Tuesday, February 10, 2015

Where there’s a whim, there’s a way. (Or, who says the one per-centers aren’t job creators?)

One of the best thing about having a cadre of one per-centers is that they are job creators.

Oh, they may not be job creators in the way that the Rockefellers, the Carnegies, the Vanderbilts once were. They’re not creating jobs for hundreds of thousands of oil derrick roustabouts, steel mill workers, and train switchmen. But create jobs they do. In fact, you might say that they’ve created an entirely new category of work: the whim caterer.

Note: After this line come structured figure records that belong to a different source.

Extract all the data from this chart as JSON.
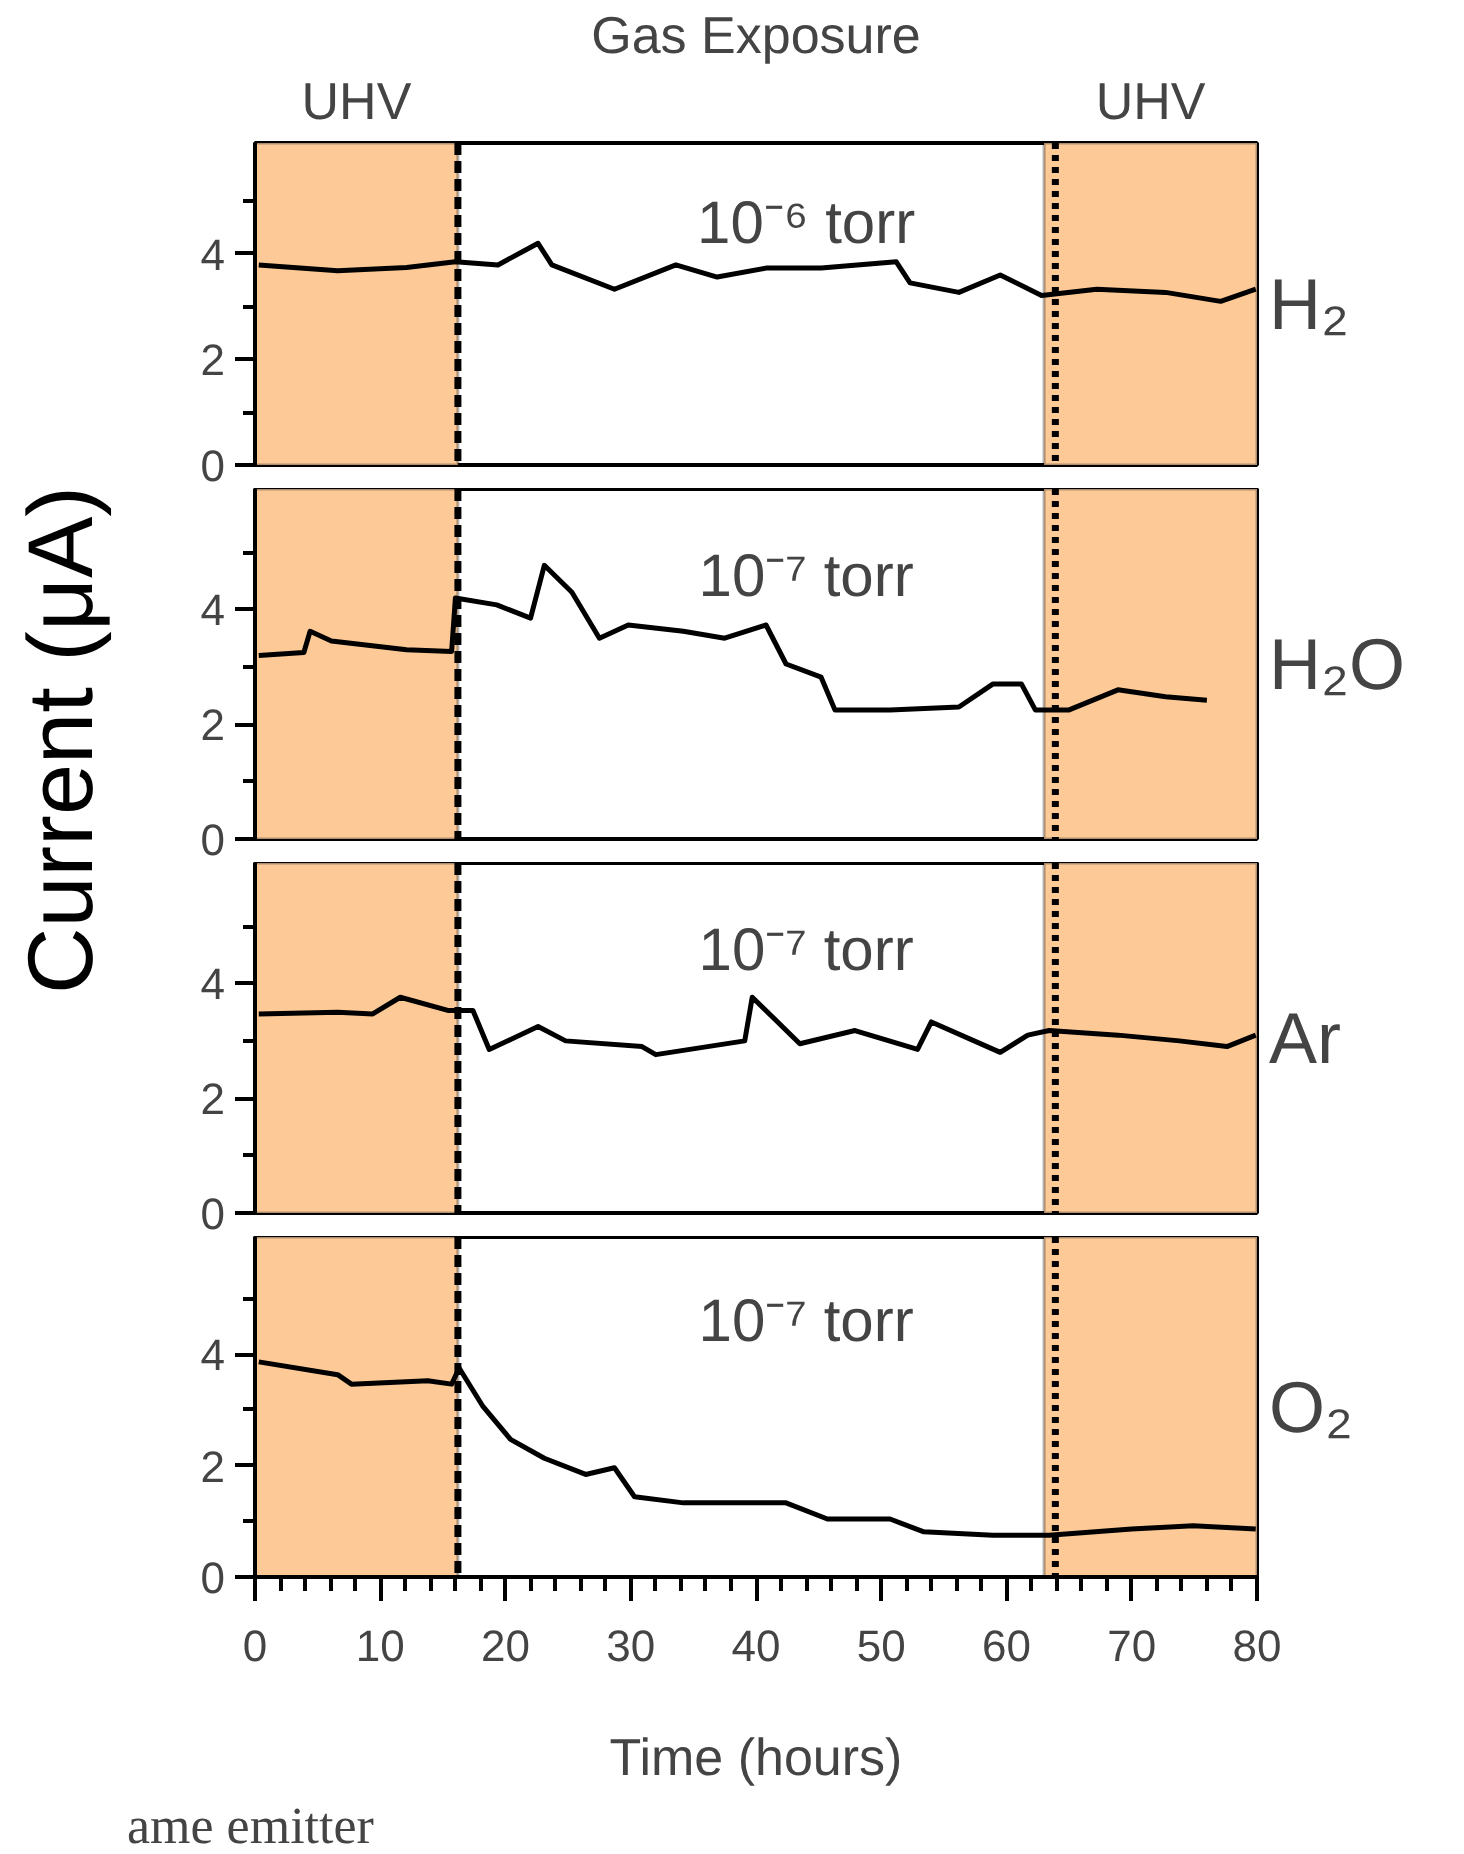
{
  "chart_data": [
    {
      "type": "line",
      "title": "Gas Exposure",
      "ylabel": "Current (μA)",
      "annotations": [
        "10⁻⁶ torr"
      ],
      "tick_labels": "y",
      "legend": false,
      "grid": false,
      "line_style": "solid",
      "marker": "none",
      "xlim": [
        0,
        80
      ],
      "ylim": [
        0,
        6.1
      ],
      "yticks": [
        0,
        {
          "value": 1,
          "label": null
        },
        2,
        {
          "value": 3,
          "label": null
        },
        4,
        {
          "value": 5,
          "label": null
        }
      ],
      "bands": [
        {
          "axis": "x",
          "from": 0,
          "to": 16.2,
          "label": "UHV",
          "color": "#fdca97"
        },
        {
          "axis": "x",
          "from": 63,
          "to": 80,
          "label": "UHV",
          "color": "#fdca97"
        }
      ],
      "ref_lines": [
        {
          "axis": "x",
          "value": 16.2,
          "line_style": "dashed"
        },
        {
          "axis": "x",
          "value": 63.9,
          "line_style": "dotted"
        }
      ],
      "series": [
        {
          "name": "H₂",
          "color": "#000000",
          "x": [
            0.3,
            6.6,
            12.1,
            16,
            19.4,
            22.6,
            23.7,
            28.7,
            33.6,
            36.9,
            40.8,
            45.2,
            51.2,
            52.3,
            56.2,
            59.5,
            62.8,
            67.2,
            72.7,
            77.1,
            79.9
          ],
          "values": [
            3.79,
            3.68,
            3.74,
            3.85,
            3.79,
            4.2,
            3.79,
            3.33,
            3.79,
            3.56,
            3.73,
            3.73,
            3.85,
            3.45,
            3.27,
            3.6,
            3.21,
            3.33,
            3.27,
            3.1,
            3.33
          ]
        }
      ]
    },
    {
      "type": "line",
      "annotations": [
        "10⁻⁷ torr"
      ],
      "tick_labels": "y",
      "legend": false,
      "grid": false,
      "line_style": "solid",
      "marker": "none",
      "xlim": [
        0,
        80
      ],
      "ylim": [
        0,
        6.1
      ],
      "yticks": [
        0,
        {
          "value": 1,
          "label": null
        },
        2,
        {
          "value": 3,
          "label": null
        },
        4,
        {
          "value": 5,
          "label": null
        }
      ],
      "bands": [
        {
          "axis": "x",
          "from": 0,
          "to": 16.2,
          "color": "#fdca97"
        },
        {
          "axis": "x",
          "from": 63,
          "to": 80,
          "color": "#fdca97"
        }
      ],
      "ref_lines": [
        {
          "axis": "x",
          "value": 16.2,
          "line_style": "dashed"
        },
        {
          "axis": "x",
          "value": 63.9,
          "line_style": "dotted"
        }
      ],
      "series": [
        {
          "name": "H₂O",
          "color": "#000000",
          "x": [
            0.3,
            3.9,
            4.4,
            6.1,
            12.1,
            15.7,
            16,
            19.3,
            22,
            23.1,
            25.3,
            27.5,
            29.8,
            34.2,
            37.5,
            40.8,
            42.4,
            45.2,
            46.3,
            50.7,
            56.2,
            58.9,
            61.2,
            62.3,
            65,
            68.9,
            72.7,
            76
          ],
          "values": [
            3.2,
            3.25,
            3.62,
            3.45,
            3.3,
            3.27,
            4.2,
            4.08,
            3.85,
            4.77,
            4.3,
            3.5,
            3.73,
            3.62,
            3.5,
            3.73,
            3.05,
            2.82,
            2.25,
            2.25,
            2.3,
            2.7,
            2.7,
            2.25,
            2.25,
            2.6,
            2.48,
            2.42
          ]
        }
      ]
    },
    {
      "type": "line",
      "annotations": [
        "10⁻⁷ torr"
      ],
      "tick_labels": "y",
      "legend": false,
      "grid": false,
      "line_style": "solid",
      "marker": "none",
      "xlim": [
        0,
        80
      ],
      "ylim": [
        0,
        6.1
      ],
      "yticks": [
        0,
        {
          "value": 1,
          "label": null
        },
        2,
        {
          "value": 3,
          "label": null
        },
        4,
        {
          "value": 5,
          "label": null
        }
      ],
      "bands": [
        {
          "axis": "x",
          "from": 0,
          "to": 16.2,
          "color": "#fdca97"
        },
        {
          "axis": "x",
          "from": 63,
          "to": 80,
          "color": "#fdca97"
        }
      ],
      "ref_lines": [
        {
          "axis": "x",
          "value": 16.2,
          "line_style": "dashed"
        },
        {
          "axis": "x",
          "value": 63.9,
          "line_style": "dotted"
        }
      ],
      "series": [
        {
          "name": "Ar",
          "color": "#000000",
          "x": [
            0.3,
            6.6,
            9.4,
            11.6,
            15.4,
            17.4,
            18.7,
            22.6,
            24.8,
            30.9,
            32,
            39.1,
            39.7,
            41.3,
            43.5,
            47.9,
            52.9,
            54,
            59.5,
            61.7,
            63.4,
            68.9,
            73.8,
            77.6,
            79.9
          ],
          "values": [
            3.47,
            3.5,
            3.47,
            3.76,
            3.53,
            3.53,
            2.85,
            3.25,
            3.0,
            2.9,
            2.76,
            3.0,
            3.76,
            3.42,
            2.95,
            3.18,
            2.85,
            3.33,
            2.8,
            3.1,
            3.18,
            3.1,
            3.0,
            2.9,
            3.1
          ]
        }
      ]
    },
    {
      "type": "line",
      "xlabel": "Time (hours)",
      "annotations": [
        "10⁻⁷ torr",
        "ame emitter"
      ],
      "legend": false,
      "grid": false,
      "line_style": "solid",
      "marker": "none",
      "xlim": [
        0,
        80
      ],
      "ylim": [
        0,
        6.1
      ],
      "yticks": [
        0,
        {
          "value": 1,
          "label": null
        },
        2,
        {
          "value": 3,
          "label": null
        },
        4,
        {
          "value": 5,
          "label": null
        }
      ],
      "xticks": [
        0,
        {
          "value": 2,
          "label": null
        },
        {
          "value": 4,
          "label": null
        },
        {
          "value": 6,
          "label": null
        },
        {
          "value": 8,
          "label": null
        },
        10,
        {
          "value": 12,
          "label": null
        },
        {
          "value": 14,
          "label": null
        },
        {
          "value": 16,
          "label": null
        },
        {
          "value": 18,
          "label": null
        },
        20,
        {
          "value": 22,
          "label": null
        },
        {
          "value": 24,
          "label": null
        },
        {
          "value": 26,
          "label": null
        },
        {
          "value": 28,
          "label": null
        },
        30,
        {
          "value": 32,
          "label": null
        },
        {
          "value": 34,
          "label": null
        },
        {
          "value": 36,
          "label": null
        },
        {
          "value": 38,
          "label": null
        },
        40,
        {
          "value": 42,
          "label": null
        },
        {
          "value": 44,
          "label": null
        },
        {
          "value": 46,
          "label": null
        },
        {
          "value": 48,
          "label": null
        },
        50,
        {
          "value": 52,
          "label": null
        },
        {
          "value": 54,
          "label": null
        },
        {
          "value": 56,
          "label": null
        },
        {
          "value": 58,
          "label": null
        },
        60,
        {
          "value": 62,
          "label": null
        },
        {
          "value": 64,
          "label": null
        },
        {
          "value": 66,
          "label": null
        },
        {
          "value": 68,
          "label": null
        },
        70,
        {
          "value": 72,
          "label": null
        },
        {
          "value": 74,
          "label": null
        },
        {
          "value": 76,
          "label": null
        },
        {
          "value": 78,
          "label": null
        },
        80
      ],
      "bands": [
        {
          "axis": "x",
          "from": 0,
          "to": 16.2,
          "color": "#fdca97"
        },
        {
          "axis": "x",
          "from": 63,
          "to": 80,
          "color": "#fdca97"
        }
      ],
      "ref_lines": [
        {
          "axis": "x",
          "value": 16.2,
          "line_style": "dashed"
        },
        {
          "axis": "x",
          "value": 63.9,
          "line_style": "dotted"
        }
      ],
      "series": [
        {
          "name": "O₂",
          "color": "#000000",
          "x": [
            0.3,
            6.6,
            7.7,
            13.8,
            15.7,
            16.3,
            18.2,
            20.4,
            23.1,
            26.4,
            28.7,
            30.3,
            34.2,
            42.4,
            45.7,
            50.7,
            53.4,
            58.9,
            63.4,
            70,
            74.9,
            79.9
          ],
          "values": [
            3.86,
            3.63,
            3.46,
            3.52,
            3.46,
            3.75,
            3.06,
            2.47,
            2.13,
            1.84,
            1.96,
            1.44,
            1.33,
            1.33,
            1.04,
            1.04,
            0.81,
            0.75,
            0.75,
            0.86,
            0.92,
            0.86
          ]
        }
      ]
    }
  ]
}
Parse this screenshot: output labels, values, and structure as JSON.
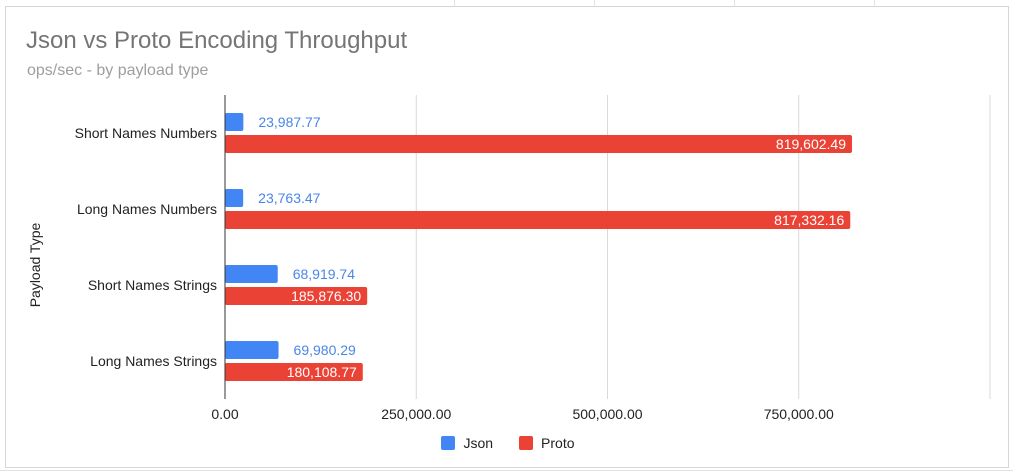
{
  "chart_data": {
    "type": "bar",
    "orientation": "horizontal",
    "title": "Json vs Proto Encoding Throughput",
    "subtitle": "ops/sec - by payload type",
    "xlabel": "",
    "ylabel": "Payload Type",
    "categories": [
      "Short Names Numbers",
      "Long Names Numbers",
      "Short Names Strings",
      "Long Names Strings"
    ],
    "series": [
      {
        "name": "Json",
        "color": "#4285f4",
        "label_color": "#4a86e8",
        "values": [
          23987.77,
          23763.47,
          68919.74,
          69980.29
        ],
        "labels": [
          "23,987.77",
          "23,763.47",
          "68,919.74",
          "69,980.29"
        ]
      },
      {
        "name": "Proto",
        "color": "#ea4335",
        "label_color": "#ffffff",
        "values": [
          819602.49,
          817332.16,
          185876.3,
          180108.77
        ],
        "labels": [
          "819,602.49",
          "817,332.16",
          "185,876.30",
          "180,108.77"
        ]
      }
    ],
    "xlim": [
      0,
      1000000
    ],
    "xticks": [
      0,
      250000,
      500000,
      750000
    ],
    "xtick_labels": [
      "0.00",
      "250,000.00",
      "500,000.00",
      "750,000.00"
    ],
    "grid": true,
    "legend_position": "bottom"
  }
}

Whim caterers may be mere go-fers, there to fill low-skilled positions in the entourage. (You’re the coffee-fetcher.) Or they may be highly-skilled artisans. Skilled or unskilled, they operate under the umbrella mantra: your whim is my command.  And, of course, the more skilled among them do more than their share of whim-creating.

(Ah, the virtuous circle of job creation: one-percent-ers have whims and moneys; they create jobs carried out by whim-caterers; whim-caterers come up with more whim ideas… See how it works? All we need to do to guarantee lifetime employment is figure out how to catch the eye of those with the money to pursue every whim. Where there’s a whim, there’s a way, I always say…)

One of the outfits that’s been lapping up the trickle down is Becker Automotive Design, which tricks out Mercedes Sprinter JetVans and Cadillac Escalades so that, when a client is stuck in traffic, he or she can have all the comforts of home or home office.

Take Dr. Dre:

His latest purchase is a stretched Cadillac Escalade with a flat-screen television and a digital system that allows him to browse his home film library in the car. “I like to close the curtains, relax and watch Martin Scorsese films,” says Dr Dre. (Source: The Economist – may need a subscription to access full content.)

The vans are highly customized, but the outfitting tends toward the ability to be entertained (as in watching Scorsese films) or comfortable (as in bathrooms – wouldn’t want to have to pee in a bottle while gridlocked, would you?). But one Becker client ordered up:

…an exercise bicycle welded to the floor so the owner could work out.

No surprise that Becker is located in LA, where there’s that unbeatable combo of lots of traffic and lots of money.

Good thing, because the most basic models cost $150K and can run up to $500K+ if you add the armor plate. (If you’re wondering, it’s the innards that get tricked out. When it comes to the outers, owners want to keep it simple and not draw any attention, beyond the run-of-the-mill attention that a honking Escalade with tinted windows is going to get to begin with.)

That armor plating, of course, being for the more security conscious.

In addition to selling to celebs, Becker works with a lot of Middle Easter potentates and African poo-bahs. The client list includes plenty of Princes, Sheiks, and HRH’s. Not to say that celebs aren’t security conscious, by Sheiks definitely are.

Alongside all that royalty, the client list is a veritable who’s who of something or other, a mix of folks I’ve heard of (current celebs and has-beens), folks I haven’t heard of, and folks I’ve heard of who I’m pretty sure are dead (a who’s was)?

Tiger Woods. Eminem. Will Smith. Ben Affleck. Barbra Streisand. Johnny Depp. Mike Tyson. Jada Pinkett.  Paul Allen. Neil Diamond. Don Johnson. Mark Wahlberg. Corbin Bernsen (whose name is misspelled, but he’s a has-been, so who cares). Bruce Springsteen. And I’m guessing that “Whoppi Goldberg” is one and the same as “Whoopi Goldberg.”

But, hey, they’re whim-catering artisans, not spell-checkers.

As always, when there’s a list of famous celebs, there will be many whose names I will not recognize, however diligent and careful my reading of People.

Into this category fall: Steve Bisciotti, Gary Winnick, and Joe and Lisa Sachen (who, unlike Will and Jada, make their cameo as a couple). While I haven’t directly heard of Mitzi Perdue, I correctly assumed she’s the missus of the late Frank.

And I don’t know why you’d keep dead folks – which I believe Elizabeth Taylor, Carroll O’Connor, Joan Collins, Mel Tormé, and Burt Bacharach are. (Ooos, sorry Joan and Burt. I just googled, and you’re both still very much alive.)

David Hockney is on the list. I’m wondering if he paints in his ride? Did Sidney Sheldon write in his? Does Jerry Lewis practice “hey, lady”-ing?

My last car was a Beetle.

Even if I had had it tricked out for when I was gridlocked, it probably wouldn’t have been worth it. I think for these “mobile palaces” to work, you need a driver.